In 1710 Leibniz published Théodicée a philosophical work intended to tackle the problem of evil in a world created by a good God. Leibniz claims that the universe had to be imperfect, otherwise it would not be distinct from God. He then claims that the universe is the best possible without being perfect. Leibniz is aware that this argument looks unlikely - surely a universe in which nobody is killed by floods is better than the present one, but still not perfect. His argument here is that the elimination of natural disasters, for example, would involve such changes to the laws of science that the world would be worse. In 1714 Leibniz wrote Monadologia which synthesised the philosophy of his earlier work, the Théodicée.

Much of the mathematical activity of Leibniz's last years involved the priority dispute over the invention of the calculus. In 1711 he read the paper by  Keill in the Transactions of the Royal Society of London which accused Leibniz of plagiarism. Leibniz demanded a retraction saying that he had never heard of the calculus of fluxions until he had read the works of  Wallis.  Keill replied to Leibniz saying that the two letters from  Newton, sent through Oldenburg, had given:-

... pretty plain indications... whence Leibniz derived the principles of that calculus or at least could have derived them.

Leibniz wrote again to the Royal Society asking them to correct the wrong done to him by  Keill's claims. In response to this letter the Royal Society set up a committee to pronounce on the priority dispute. It was totally biased, not asking Leibniz to give his version of the events. The report of the committee, finding in favour of  Newton, was written by  Newton himself and published as Commercium epistolicum near the beginning of 1713 but not seen by Leibniz until the autumn of 1714. He learnt of its contents in 1713 in a letter from  Johann Bernoulli, reporting on the copy of the work brought from Paris by his nephew  Nicolaus(I) Bernoulli. Leibniz published an anonymous pamphlet Charta volans setting out his side in which a mistake by  Newton in his understanding of second and higher derivatives, spotted by  Johann Bernoulli, is used as evidence of Leibniz's case.

The argument continued with  Keill who published a reply to Charta volans. Leibniz refused to carry on the argument with  Keill, saying that he could not reply to an idiot. However, when  Newton wrote to him directly, Leibniz did reply and gave a detailed description of his discovery of the differential calculus. From 1715 up until his death Leibniz corresponded with Samuel  Clarke, a supporter of  Newton, on time, space, freewill, gravitational attraction across a void and other topics, see, , and .

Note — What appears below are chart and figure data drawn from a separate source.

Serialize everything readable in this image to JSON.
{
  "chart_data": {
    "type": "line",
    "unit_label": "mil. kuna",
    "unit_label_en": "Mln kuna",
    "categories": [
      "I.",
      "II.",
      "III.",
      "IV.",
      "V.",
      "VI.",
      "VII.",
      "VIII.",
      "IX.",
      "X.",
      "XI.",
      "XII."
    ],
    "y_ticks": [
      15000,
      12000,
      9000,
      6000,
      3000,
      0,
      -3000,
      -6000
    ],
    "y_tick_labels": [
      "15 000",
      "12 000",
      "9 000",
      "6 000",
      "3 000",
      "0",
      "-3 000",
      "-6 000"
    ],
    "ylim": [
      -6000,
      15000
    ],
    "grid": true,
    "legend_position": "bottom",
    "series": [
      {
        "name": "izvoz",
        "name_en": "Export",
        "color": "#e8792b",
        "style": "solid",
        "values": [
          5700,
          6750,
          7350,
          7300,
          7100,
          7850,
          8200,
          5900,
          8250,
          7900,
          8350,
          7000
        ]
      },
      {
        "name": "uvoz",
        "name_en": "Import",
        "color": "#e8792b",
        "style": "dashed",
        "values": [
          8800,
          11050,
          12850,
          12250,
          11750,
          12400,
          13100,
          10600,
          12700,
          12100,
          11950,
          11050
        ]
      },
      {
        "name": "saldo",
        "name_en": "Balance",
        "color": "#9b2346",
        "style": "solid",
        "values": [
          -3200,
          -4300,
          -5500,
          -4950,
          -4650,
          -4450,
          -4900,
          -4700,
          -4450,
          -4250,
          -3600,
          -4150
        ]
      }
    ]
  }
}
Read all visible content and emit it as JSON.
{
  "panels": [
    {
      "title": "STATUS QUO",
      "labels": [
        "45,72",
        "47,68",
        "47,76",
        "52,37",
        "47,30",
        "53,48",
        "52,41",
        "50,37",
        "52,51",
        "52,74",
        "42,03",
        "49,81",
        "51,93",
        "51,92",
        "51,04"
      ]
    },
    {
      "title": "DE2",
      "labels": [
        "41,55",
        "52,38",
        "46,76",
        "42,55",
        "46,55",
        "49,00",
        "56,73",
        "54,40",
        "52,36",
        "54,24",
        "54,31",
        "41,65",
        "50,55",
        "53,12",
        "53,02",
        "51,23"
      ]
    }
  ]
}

In Leibniz is described as follows:-

Leibniz was a man of medium height with a stoop, broad-shouldered but bandy-legged, as capable of thinking for several days sitting in the same chair as of travelling the roads of Europe summer and winter. He was an indefatigable worker, a universal letter writer (he had more than 600 correspondents), a patriot and cosmopolitan, a great scientist, and one of the most powerful spirits of Western civilisation.

Ross, in , points out that Leibniz's legacy may have not been quite what he had hoped for:-

It is ironical that one so devoted to the cause of mutual understanding should have succeeded only in adding to intellectual chauvinism and dogmatism. There is a similar irony in the fact that he was one of the last great polymaths - not in the frivolous sense of having a wide general knowledge, but in the deeper sense of one who is a citizen of the whole world of intellectual inquiry. He deliberately ignored boundaries between disciplines, and lack of qualifications never deterred him from contributing fresh insights to established specialisms. Indeed, one of the reasons why he was so hostile to universities as institutions was because their faculty structure prevented the cross-fertilisation of ideas which he saw as essential to the advance of knowledge and of wisdom. The irony is that he was himself instrumental in bringing about an era of far greater intellectual and scientific specialism, as technical advances pushed more and more disciplines out of the reach of the intelligent layman and amateur.